Fig. 3.. Integration of transcriptomic, proteomic, and phosphosite activity data reveals multiple ERK dependent cell cycle control mechanisms.

(A) Supervised gene promoter motif enrichment analysis for different cutoffs of the top PDAC ERK UP genes. Numbers in parentheses indicate number of genes from each subset used in the analysis. (B) Protein abundance of AP-1 transcription factor components FRA1 and JUN, and of MYC, after 1 and 24 hours of ERKi, (SCH772984, 1000 nM) treatment across six PDAC cell lines, was determined by LC-MS². (C) Categorization of proteins dependent on ERK for expression and/or phosphosite activity into five main functional groups. Numbers in parentheses indicate total number encoded in human genome. (D) Comparison of change in protein abundance (y-axis) with change in mRNA expression (x-axis) following ERKi treatment (24 hours) for proteins with significant changes (log2FC > 0.2 & adj. p-val. < 0.05). APC/C substrates are indicated by filled circles. (E) Immunoblot analysis of APC/C target proteins securin and cyclin B1 as well as ERK activity readouts pERK and pRSK following treatment with proTAME (APC/Ci) and/or ERKi in Pa16C cells. Images are representative of 2-3 biological replicates. (F) Schematic for ERK inhibition of APC/C E3 ligase function and degradation of mitotic regulators securin and cyclin B1/2. (G) Cell cycle distribution analysis of Pa16C cells treated with APC/Ci and/or ERKi for 24 hours (n = 3, each condition). (H) Apoptosis induction relative to vehicle control in Pa16C cells treated with APC/Ci and/or ERKi for 3 days (n = 4, each condition). (G-H), error bars represent +/− 1 S.D. All statistical comparisons, ns: not significant, *p < 0.05, **p < 0.01, ***p < 0.001, ****p < 0.0001.

Fig. 4.. KRAS-ERK dependent genes are essential for cell proliferation in PDAC.

(A) Over-representation analysis for REACTOME terms in three KRAS signatures: PDAC KRAS-ERK UP, PDAC KRASi UP, and PDAC iKras UP. Top 10 terms are shown. (B) Comparison of CRISPR dependency probabilities to gauge essentiality of genes in PDAC KRAS-ERK UP/DN signatures across 41 KRAS-mutant PDAC cell lines from CCLE. (C) Over-representation analysis for PDAC KRAS-ERK UP essential genes using KEGG, GO, and REACTOME. BP, biological process; CC, cellular component. (D) CRISPR drop-out screen using sgRNA library generated from ERK-dependent phosphoproteins and transcripts. Beta scores calculated with MAGeCK. Red circles highlight MYC and JUN. (E) Comparison of genes highlighted in (D) (bottom) with essentiality probabilities averaged across the 41 KRAS-mutant PDAC cell lines in DepMap (top).

Fig. 5.. Changes in KRAS ERK dependent genes coincide with ERKi treatment response in patient tumors.
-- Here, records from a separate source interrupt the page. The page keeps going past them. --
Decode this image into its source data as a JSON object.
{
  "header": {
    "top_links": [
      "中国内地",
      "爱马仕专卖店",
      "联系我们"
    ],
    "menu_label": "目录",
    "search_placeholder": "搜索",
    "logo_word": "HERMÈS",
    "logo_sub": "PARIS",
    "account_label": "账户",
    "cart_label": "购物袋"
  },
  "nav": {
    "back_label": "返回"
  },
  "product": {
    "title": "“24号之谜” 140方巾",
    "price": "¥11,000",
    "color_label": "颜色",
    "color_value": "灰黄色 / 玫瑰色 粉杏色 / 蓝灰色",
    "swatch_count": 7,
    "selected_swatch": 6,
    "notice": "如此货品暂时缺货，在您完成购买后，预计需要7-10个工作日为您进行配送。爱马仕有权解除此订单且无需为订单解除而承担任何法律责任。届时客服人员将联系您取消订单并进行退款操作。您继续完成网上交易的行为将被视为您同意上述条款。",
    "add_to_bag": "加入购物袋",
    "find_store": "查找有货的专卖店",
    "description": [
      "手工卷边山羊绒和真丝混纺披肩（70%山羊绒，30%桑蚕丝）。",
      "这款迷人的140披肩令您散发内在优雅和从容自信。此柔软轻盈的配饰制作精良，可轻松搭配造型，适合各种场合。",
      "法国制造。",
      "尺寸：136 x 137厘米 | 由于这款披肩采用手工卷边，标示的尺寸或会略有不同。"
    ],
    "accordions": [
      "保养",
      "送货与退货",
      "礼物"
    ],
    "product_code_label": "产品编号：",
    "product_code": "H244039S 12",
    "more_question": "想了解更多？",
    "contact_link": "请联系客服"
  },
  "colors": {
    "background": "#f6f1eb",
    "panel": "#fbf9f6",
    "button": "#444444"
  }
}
(A) GSEA evaluation of the median rank KRAS-ERK UP/DN, PDAC KRAS-ERK UP/DN and Hallmark signatures in patient biopsies, pre- and post-treatment. Patients with KRAS-mutant PDAC were treated with ERKi ulixertinib (14 days). Patients with KRAS^G12C-mutant NSCLC or CRC were treated with the KRAS^G12C-selective KRASi adagrasib (8 days). The serum biomarker CA 19-9 was used to monitor treatment response, and patient response was assessed according to the Response Evaluation Criteria in Solid Tumors version 1.1 (RECIST v1.1). NES, normalized enrichment score. (B) Evaluation of PDAC subtype in pre- and post-treatment patient biopsies using the Moffitt classifier (23).